The story of how a company that manufactures connectors arrived in Carson Valley came down to connections.
Cristek President Christi Cristich said that’s how the company came to its Orbit Way location.
“I had a hard time finding a building under 20,000 square feet,” she said. “When Bently heard what we were looking for, they contacted us about this building. It wasn’t even on the market.”
When Cristich said the company needed help repairing a piece of equipment, she sent an email to Nevada Manufacturers Association Executive Director Ray Bacon, and the next day she had five replies, including personnel from Bently who tried to fix the problem and help from GE.
“People here were critical in making this happen,” she said.
Cristek’s impending presence in Nevada was made possible when Cristich made a connection with someone who referred her to the Northern Nevada Development Authority.
That connection made the company one of the first in Nevada to receive $200,000 in catalyst funds over the next three years if they hire 50 employees.
Next week the company will start looking for those employees at a two-day mini job fair.
“We’re getting ready to open the plant,” Cristich said. “There’s five of us here right now.”
The job fair next week with assembly and soldering skills assessment 3-6 p.m. Wednesday for those who have submitted resumes at email@example.com and have an appointment. At 3-6 p.m. Thursday, the company will take drop-in applications.
Start dates for the jobs will range from mid-March through mid-June as the company begins to ramp up its operations.
Positions being hired include assemblers, CNC machinists, test technicians, and quality inspectors.
“I want one block of time when people can walk in and talk to us,” she said. “We can have all sorts of equipment, but it’s important to have the right people.”
Minden will be Cristek’s first attempt at vertical integration, in which several tasks in production are brought under one roof.
She said they are looking for someone who can operate a molding injector to complete the connectors the company makes for military applications. They are also looking for a microwave test technician who can troubleshoot the program.
“We do product machining and milling and turning,” she said. “We’re looking for the one person who can mold plastics.

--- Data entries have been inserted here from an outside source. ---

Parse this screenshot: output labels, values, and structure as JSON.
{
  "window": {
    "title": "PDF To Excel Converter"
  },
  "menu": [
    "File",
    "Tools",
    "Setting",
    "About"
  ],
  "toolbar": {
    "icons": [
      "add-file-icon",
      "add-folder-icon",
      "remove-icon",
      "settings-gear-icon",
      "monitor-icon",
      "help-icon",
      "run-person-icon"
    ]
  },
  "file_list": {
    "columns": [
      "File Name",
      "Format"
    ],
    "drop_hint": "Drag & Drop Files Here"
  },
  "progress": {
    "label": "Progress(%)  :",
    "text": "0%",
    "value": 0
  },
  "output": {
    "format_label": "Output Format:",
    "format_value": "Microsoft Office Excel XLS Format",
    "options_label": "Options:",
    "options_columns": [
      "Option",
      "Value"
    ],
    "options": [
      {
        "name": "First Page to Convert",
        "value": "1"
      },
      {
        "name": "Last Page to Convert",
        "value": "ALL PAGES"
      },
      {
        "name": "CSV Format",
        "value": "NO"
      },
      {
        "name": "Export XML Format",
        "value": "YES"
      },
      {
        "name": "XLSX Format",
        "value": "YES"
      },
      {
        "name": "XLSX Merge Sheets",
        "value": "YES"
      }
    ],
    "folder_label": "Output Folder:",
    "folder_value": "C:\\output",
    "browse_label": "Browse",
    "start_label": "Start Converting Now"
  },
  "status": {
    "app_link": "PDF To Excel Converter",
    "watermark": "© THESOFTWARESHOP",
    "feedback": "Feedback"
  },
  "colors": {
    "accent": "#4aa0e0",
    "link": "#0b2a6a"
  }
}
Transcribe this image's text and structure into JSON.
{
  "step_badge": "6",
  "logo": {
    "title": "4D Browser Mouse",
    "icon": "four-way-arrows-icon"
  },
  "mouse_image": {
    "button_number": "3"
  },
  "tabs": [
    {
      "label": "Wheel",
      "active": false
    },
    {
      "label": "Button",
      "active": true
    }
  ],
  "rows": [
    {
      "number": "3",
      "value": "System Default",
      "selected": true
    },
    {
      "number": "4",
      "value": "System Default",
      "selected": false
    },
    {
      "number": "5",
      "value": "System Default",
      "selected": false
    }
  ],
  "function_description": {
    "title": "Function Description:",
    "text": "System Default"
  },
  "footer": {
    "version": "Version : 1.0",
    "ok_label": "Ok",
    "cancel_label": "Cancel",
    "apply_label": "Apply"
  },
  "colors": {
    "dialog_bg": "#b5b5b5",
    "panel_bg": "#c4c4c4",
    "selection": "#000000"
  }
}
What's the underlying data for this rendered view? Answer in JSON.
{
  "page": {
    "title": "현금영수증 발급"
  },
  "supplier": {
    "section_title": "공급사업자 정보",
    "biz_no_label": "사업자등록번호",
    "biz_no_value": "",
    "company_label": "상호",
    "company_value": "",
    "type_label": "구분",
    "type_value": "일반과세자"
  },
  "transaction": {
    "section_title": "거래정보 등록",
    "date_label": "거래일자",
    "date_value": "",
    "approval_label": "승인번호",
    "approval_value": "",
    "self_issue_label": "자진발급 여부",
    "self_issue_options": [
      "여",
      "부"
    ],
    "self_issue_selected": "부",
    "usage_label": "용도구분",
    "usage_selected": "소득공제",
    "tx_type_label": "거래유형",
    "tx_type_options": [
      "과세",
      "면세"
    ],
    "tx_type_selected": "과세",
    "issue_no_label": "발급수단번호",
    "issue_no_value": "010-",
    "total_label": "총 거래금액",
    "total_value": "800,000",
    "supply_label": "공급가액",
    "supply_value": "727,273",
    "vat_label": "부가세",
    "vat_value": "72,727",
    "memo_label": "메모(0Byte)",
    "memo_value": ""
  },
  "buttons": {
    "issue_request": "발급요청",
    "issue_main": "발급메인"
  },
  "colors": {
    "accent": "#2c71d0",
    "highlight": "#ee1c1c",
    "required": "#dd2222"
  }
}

That’s a real important part of our operation.”
As a defense contractor, it’s critical that the company’s products function correctly. That means the new plant will have to undergo Department of Defense audits.

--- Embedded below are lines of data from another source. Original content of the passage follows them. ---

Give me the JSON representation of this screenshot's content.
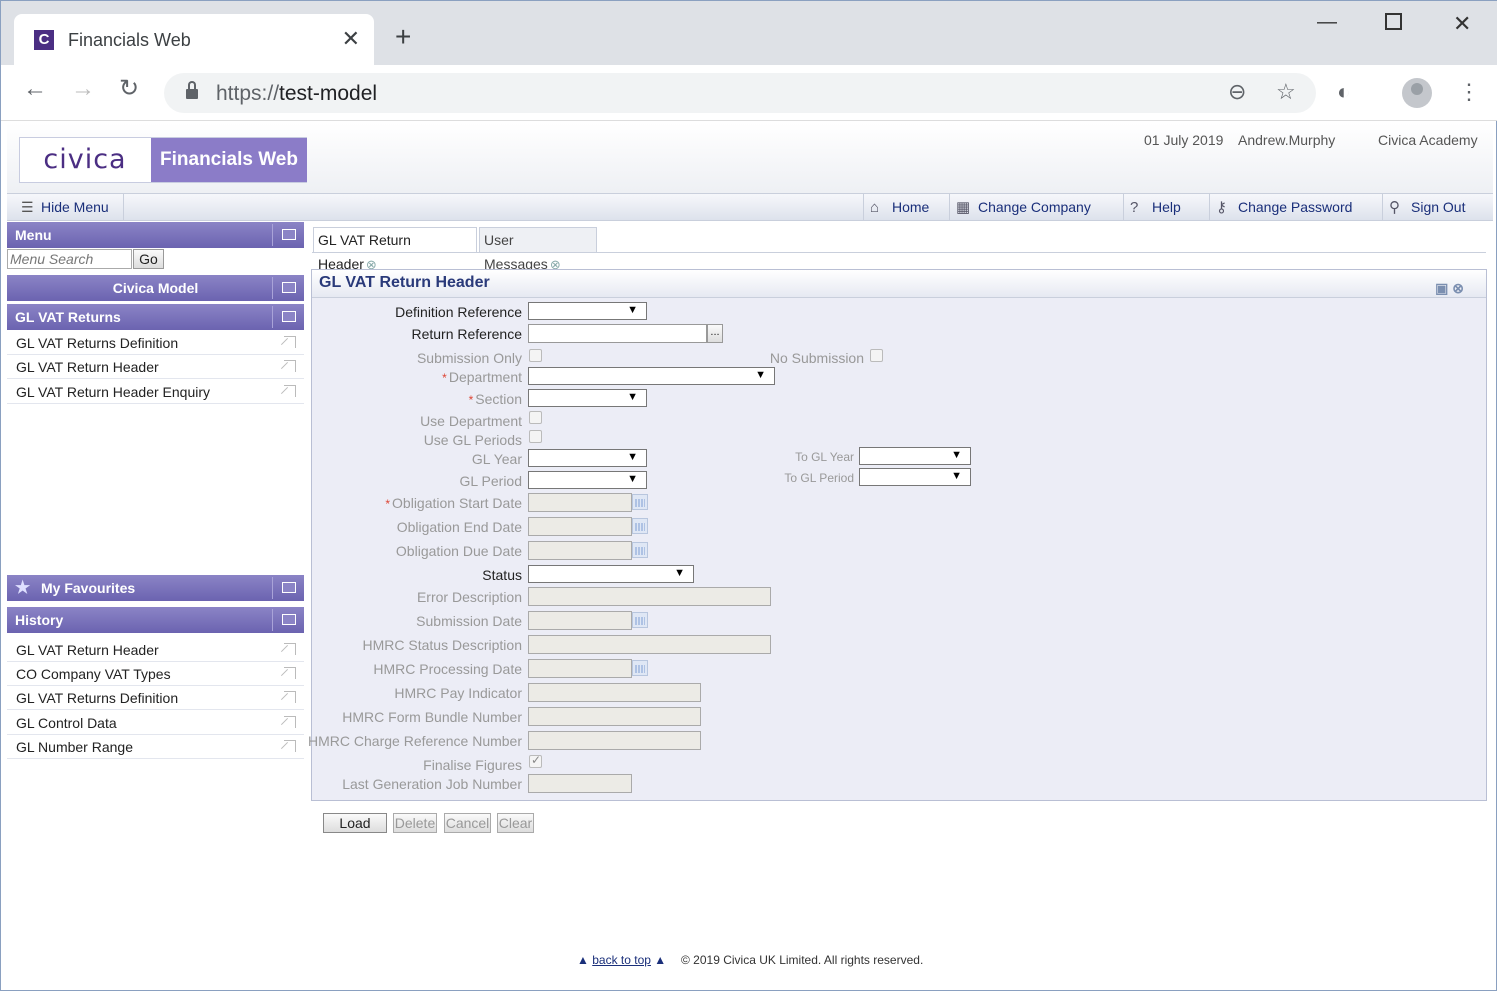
{
  "browser": {
    "tab_title": "Financials Web",
    "favicon_letter": "C",
    "url_scheme": "https://",
    "url_host": "test-model"
  },
  "header": {
    "logo_text": "civica",
    "product_name": "Financials Web",
    "date": "01 July 2019",
    "user": "Andrew.Murphy",
    "org": "Civica Academy"
  },
  "navbar": {
    "hide_menu": "Hide Menu",
    "home": "Home",
    "change_company": "Change Company",
    "help": "Help",
    "change_password": "Change Password",
    "sign_out": "Sign Out"
  },
  "sidebar": {
    "menu_title": "Menu",
    "search_placeholder": "Menu Search",
    "go": "Go",
    "company": "Civica Model",
    "section": "GL VAT Returns",
    "items": [
      "GL VAT Returns Definition",
      "GL VAT Return Header",
      "GL VAT Return Header Enquiry"
    ],
    "favourites_title": "My Favourites",
    "history_title": "History",
    "history": [
      "GL VAT Return Header",
      "CO Company VAT Types",
      "GL VAT Returns Definition",
      "GL Control Data",
      "GL Number Range"
    ]
  },
  "tabs": [
    "GL VAT Return Header",
    "User Messages"
  ],
  "form": {
    "title": "GL VAT Return Header",
    "labels": {
      "definition_reference": "Definition Reference",
      "return_reference": "Return Reference",
      "submission_only": "Submission Only",
      "no_submission": "No Submission",
      "department": "Department",
      "section": "Section",
      "use_department": "Use Department",
      "use_gl_periods": "Use GL Periods",
      "gl_year": "GL Year",
      "to_gl_year": "To GL Year",
      "gl_period": "GL Period",
      "to_gl_period": "To GL Period",
      "obligation_start_date": "Obligation Start Date",
      "obligation_end_date": "Obligation End Date",
      "obligation_due_date": "Obligation Due Date",
      "status": "Status",
      "error_description": "Error Description",
      "submission_date": "Submission Date",
      "hmrc_status_description": "HMRC Status Description",
      "hmrc_processing_date": "HMRC Processing Date",
      "hmrc_pay_indicator": "HMRC Pay Indicator",
      "hmrc_form_bundle_number": "HMRC Form Bundle Number",
      "hmrc_charge_reference_number": "HMRC Charge Reference Number",
      "finalise_figures": "Finalise Figures",
      "last_generation_job_number": "Last Generation Job Number"
    },
    "required_mark": "*",
    "ellipsis": "..."
  },
  "actions": {
    "load": "Load",
    "delete": "Delete",
    "cancel": "Cancel",
    "clear": "Clear"
  },
  "footer": {
    "back_to_top": "back to top",
    "copyright": "© 2019 Civica UK Limited. All rights reserved."
  }
}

“Our product pulls the trigger, fires the missile,” she said. “There’s got to be no doubt. We have two audits in February, then we’ll be ready to come online in March.”
The company will be conducting its Condor program out of Minden, a new vertically integrated line, and hopes to be up and running by the first quarter of 2015 at the latest.
She said it will take about three years for the company to make back its investment in Minden.
“It was good that the state and county were willing to help out,” she said. “The county has been incredible at removing obstacles.”